A due and unpaid tax or special assessment is a prior lien or claim on the property above all others. If a buyer purchases property with unpaid and past due taxes or assessments against it, he or she is likely to find a government body, the village, county or state, placing the property up for sale to pay those taxes or assessments. A tax search reveals the status of the taxes. Title insurance protects the buyer against loss from unpaid and past due taxes and assessments.
Judgment and Name Search
One of the most important parts of the title search is to determine if there are any unsatisfied judgments against the seller or previous owners which were in existence while they owned the title. A judgment is a general lien against the debtor's real estate and constitutes security for any money owed under the judgment. The real estate can be sold to satisfy the judgment.

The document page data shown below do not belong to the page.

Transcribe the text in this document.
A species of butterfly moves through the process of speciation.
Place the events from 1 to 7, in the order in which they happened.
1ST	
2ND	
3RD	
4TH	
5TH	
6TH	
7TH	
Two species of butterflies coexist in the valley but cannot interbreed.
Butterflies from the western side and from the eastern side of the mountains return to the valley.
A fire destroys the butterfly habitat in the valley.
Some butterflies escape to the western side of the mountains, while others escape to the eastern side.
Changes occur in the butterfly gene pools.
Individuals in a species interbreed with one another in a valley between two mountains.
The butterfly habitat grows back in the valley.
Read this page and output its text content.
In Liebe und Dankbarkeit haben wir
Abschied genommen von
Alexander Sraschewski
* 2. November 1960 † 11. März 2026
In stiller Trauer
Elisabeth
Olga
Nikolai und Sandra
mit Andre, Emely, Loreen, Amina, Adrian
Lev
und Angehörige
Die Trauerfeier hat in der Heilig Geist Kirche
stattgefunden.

It is extremely important to be sure that a title is not subject to judgments against the seller or previous owners. Title insurance provides this protection. A judgment against a person names Smith may affect the title of a seller named Smith, depending on whether or not they are the same person. So all possible variations of the name must be examined.
When these searches have been completed, the title company issues a commitment to insure, stating the conditions under which it will insure the title. The buyer and seller and the mortgage lender can proceed with the closing of the transaction after clearing up any defects in the title which may have been uncovered by the search and examination.
The mortgage lender is as concerned as the buyer about the quality of the title because the property is to be security for the new mortgage loan. The mortgage lender requires assurance that it has a valid first (or another acceptable priority) mortgage lien on the property This is not only common sense, but generally is a legal requirement of regulated mortgage lenders.
The lender's title insurance, however, doesn't protect the new buyer of the property. Although the land is the same, the interest of the buyer and the interest of the lender are very different. The provisions of a lender's title insurance policy are very different from those of a buyer's policy, so the buyer should obtain his own policy, often issued simultaneously with the lender's policy.